Objective: We evaluated the relation between serum erithropoietin level and the severity of disease and mortality in patients with chronic heart failure (CHF).
Methods: We enrolled 96 CHF patients and 50 age- and sex-matched control subjects. Haemoglobin, haemotocrit, N terminal pro-B type natriuretic peptide (NT-proBNP) and erythropoietin levels and echocardiographic parameters were measured. The patients were contacted 1 year after the evaluations to determine survival.

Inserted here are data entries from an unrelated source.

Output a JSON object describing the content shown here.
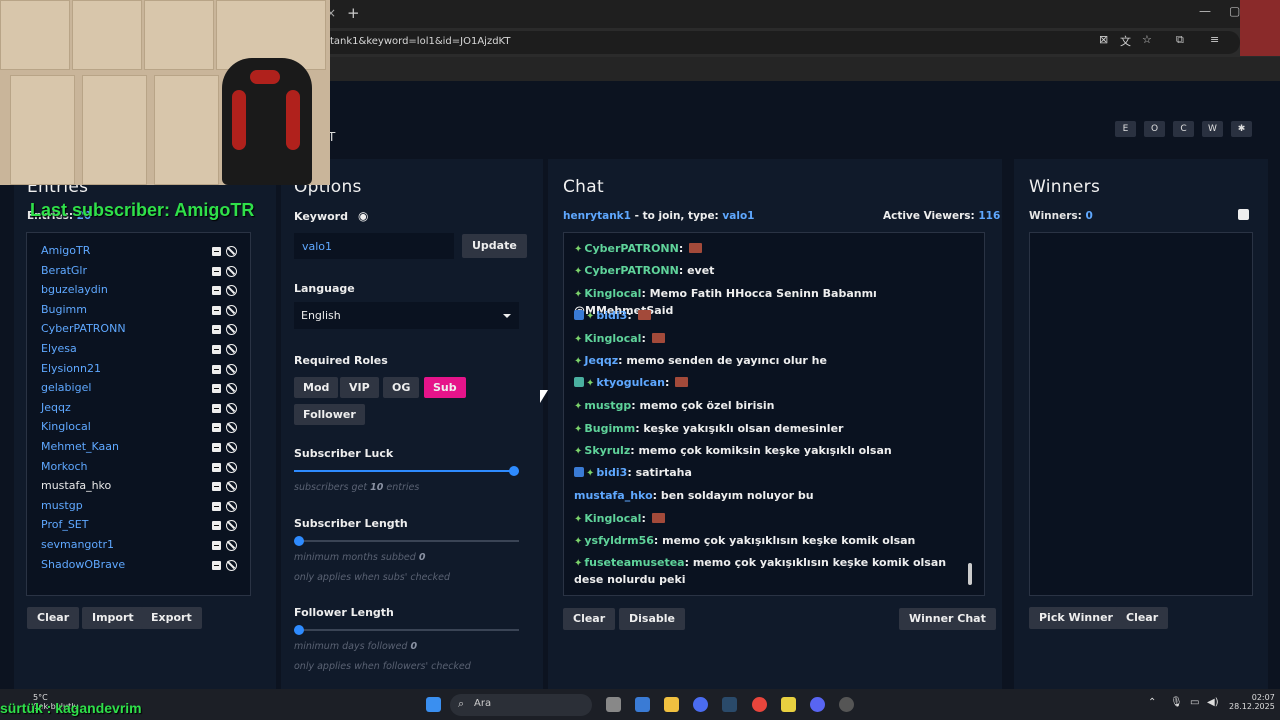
{
  "browser": {
    "url": "tank1&keyword=lol1&id=JO1AjzdKT",
    "tab_close": "×",
    "tab_new": "+",
    "win_controls": [
      "—",
      "▢"
    ]
  },
  "brand_suffix": "T",
  "theme_buttons": [
    "E",
    "O",
    "C",
    "W",
    "✱"
  ],
  "entries": {
    "title": "Entries",
    "count_label": "Entries:",
    "count": "20",
    "names": [
      "AmigoTR",
      "BeratGlr",
      "bguzelaydin",
      "Bugimm",
      "CyberPATRONN",
      "Elyesa",
      "Elysionn21",
      "gelabigel",
      "Jeqqz",
      "Kinglocal",
      "Mehmet_Kaan",
      "Morkoch",
      "mustafa_hko",
      "mustgp",
      "Prof_SET",
      "sevmangotr1",
      "ShadowOBrave"
    ],
    "buttons": {
      "clear": "Clear",
      "import": "Import",
      "export": "Export"
    }
  },
  "options": {
    "title": "Options",
    "keyword_label": "Keyword",
    "keyword_value": "valo1",
    "update": "Update",
    "language_label": "Language",
    "language_value": "English",
    "roles_label": "Required Roles",
    "roles": [
      "Mod",
      "VIP",
      "OG",
      "Sub",
      "Follower"
    ],
    "active_role": "Sub",
    "sub_luck_label": "Subscriber Luck",
    "sub_luck_hint_pre": "subscribers get",
    "sub_luck_value": "10",
    "sub_luck_hint_post": "entries",
    "sub_luck_fraction": 1.0,
    "sub_length_label": "Subscriber Length",
    "sub_length_hint_pre": "minimum months subbed",
    "sub_length_value": "0",
    "sub_length_note": "only applies when subs' checked",
    "sub_length_fraction": 0.0,
    "follower_length_label": "Follower Length",
    "follower_length_hint_pre": "minimum days followed",
    "follower_length_value": "0",
    "follower_length_note": "only applies when followers' checked",
    "follower_length_fraction": 0.0
  },
  "chat": {
    "title": "Chat",
    "channel": "henrytank1",
    "join_text": "- to join, type:",
    "join_keyword": "valo1",
    "viewers_label": "Active Viewers:",
    "viewers": "116",
    "messages": [
      {
        "user": "CyberPATRONN",
        "text": "",
        "emote": true
      },
      {
        "user": "CyberPATRONN",
        "text": "evet",
        "emote": false
      },
      {
        "user": "Kinglocal",
        "text": "Memo Fatih HHocca Seninn Babanmı @MMehmetSaid",
        "emote": false
      },
      {
        "user": "bidi3",
        "text": "",
        "emote": true
      },
      {
        "user": "Kinglocal",
        "text": "",
        "emote": true
      },
      {
        "user": "Jeqqz",
        "text": "memo senden de yayıncı olur he",
        "emote": false
      },
      {
        "user": "ktyogulcan",
        "text": "",
        "emote": true
      },
      {
        "user": "mustgp",
        "text": "memo çok özel birisin",
        "emote": false
      },
      {
        "user": "Bugimm",
        "text": "keşke yakışıklı olsan demesinler",
        "emote": false
      },
      {
        "user": "Skyrulz",
        "text": "memo çok komiksin keşke yakışıklı olsan",
        "emote": false
      },
      {
        "user": "bidi3",
        "text": "satirtaha",
        "emote": false
      },
      {
        "user": "mustafa_hko",
        "text": "ben soldayım noluyor bu",
        "emote": false
      },
      {
        "user": "Kinglocal",
        "text": "",
        "emote": true
      },
      {
        "user": "ysfyldrm56",
        "text": "memo çok yakışıklısın keşke komik olsan",
        "emote": false
      },
      {
        "user": "fuseteamusetea",
        "text": "memo çok yakışıklısın keşke komik olsan dese nolurdu peki",
        "emote": false
      }
    ],
    "buttons": {
      "clear": "Clear",
      "disable": "Disable",
      "winner_chat": "Winner Chat"
    }
  },
  "winners": {
    "title": "Winners",
    "count_label": "Winners:",
    "count": "0",
    "buttons": {
      "pick": "Pick Winner",
      "clear": "Clear"
    }
  },
  "overlay": {
    "last_subscriber": "Last subscriber: AmigoTR",
    "drag_text": "sürtük : kagandevrim"
  },
  "taskbar": {
    "weather_temp": "5°C",
    "weather_desc": "Çok bulutlu",
    "search_placeholder": "Ara",
    "time": "02:07",
    "date": "28.12.2025"
  }
}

Results: The patients had lower haemoglobin and haematocrit but higher serum erythropoietin and NT-proBNP levels than the control subjects. Serum erythropoietin and NT-proBNP levels increased with worsening functional class. The serum erythropoietin level correlated negatively with left ventricular ejection fraction (r = -0.404, P < 0.001), haemoglobin (r = -0.530, P < 0.001) and haematocrit (r = -0.496, P < 0.001) levels. The patients who died (n = 17) had lower haemoglobin and haematocrit levels and significantly higher erythropoietin and NT-proBNP levels. However, multivariate logistic regression analysis showed that only NT-proBNP level was an independent predictor of mortality (P = 0.002).
Conclusion: Anaemia and resistance to erythropoietin develop proportionately to disease severity and left ventricular systolic dysfunction in patients with CHF. Although serum erythropoietin level seems related with mortality, this observation needs to be confirmed by studies with more patients and longer follow-up.